LeetCode 1113 - Reported Posts
The problem is asking us to determine the number of posts that were reported yesterday grouped by the reason for the report.
Difficulty: 🟢 Easy
Topics: Database
Solution
Problem Understanding
The problem is asking us to determine the number of posts that were reported yesterday grouped by the reason for the report. We are given an Actions table where each row represents a user performing an action on a post, with the action type recorded in the action column and optional extra information in the extra column. In this context, a report action may include a reason in extra such as "spam" or "racism". The problem specifies that "today" is 2019-07-05, so "yesterday" refers to 2019-07-04.
The input table may have multiple rows for the same post, same user, or same action, meaning duplicates exist. We only care about report actions and need to count how many reports were made for each report_reason on 2019-07-04. The output should be a table with two columns: report_reason and report_count, including only reasons with at least one report.
Important points and constraints include: the table may have duplicates, there can be multiple reports of the same post for the same reason, and the extra column may be NULL for actions other than report. Edge cases to consider include posts reported multiple times by the same user for the same reason, days with no reports, and multiple report reasons.
Approaches
The brute-force approach is to scan the entire Actions table, filter rows where action = 'report' and action_date = '2019-07-04', and manually aggregate counts by reason, for example using a Python dictionary or SQL group by. This approach works correctly, but if the table is very large, scanning every row and then processing in application code is less efficient than letting the database handle grouping.
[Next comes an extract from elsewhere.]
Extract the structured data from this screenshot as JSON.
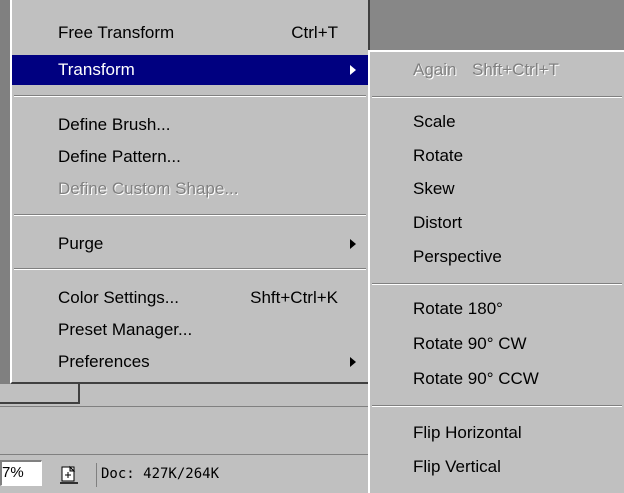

The optimal approach leverages SQL aggregation: filter directly in SQL for report actions on the target date, group by extra (the reason), and count the number of rows per group. This avoids manual aggregation, reduces memory usage, and efficiently uses database indexing on action_date or action. The key insight is that SQL's GROUP BY with COUNT naturally handles duplicates and aggregation correctly.
| Approach | Time Complexity | Space Complexity | Notes |
|---|---|---|---|
| Brute Force | O(n) | O(r) | Iterate all rows in the table and count manually per reason |
| Optimal | O(n) | O(r) | SQL GROUP BY handles filtering and counting efficiently, where n is the number of rows, r is the number of unique reasons |
Algorithm Walkthrough
- Identify the target date, which is yesterday relative to the fixed date
2019-07-05. This is2019-07-04. - Filter the
Actionstable to select only rows whereaction = 'report'andaction_date = '2019-07-04'. - Group the filtered rows by
extra, which represents the report reason. - For each group, count the number of rows to get
report_count. - Return a table with
report_reasonandreport_count, including only reasons with at least one report.
Why it works: Grouping by extra ensures all reports for the same reason are counted together. Filtering first ensures we only count relevant reports. Using COUNT guarantees we handle multiple reports per user or post correctly.
Python Solution
import pandas as pd
class Solution:
def reportedPosts(self, actions: pd.DataFrame) -> pd.DataFrame:
# Step 1: Define yesterday's date
yesterday = '2019-07-04'
# Step 2: Filter rows where action is 'report' and date is yesterday
reports = actions[(actions['action'] == 'report') & (actions['action_date'] == yesterday)]
# Step 3: Group by report reason (extra) and count
result = reports.groupby('extra').size().reset_index(name='report_count')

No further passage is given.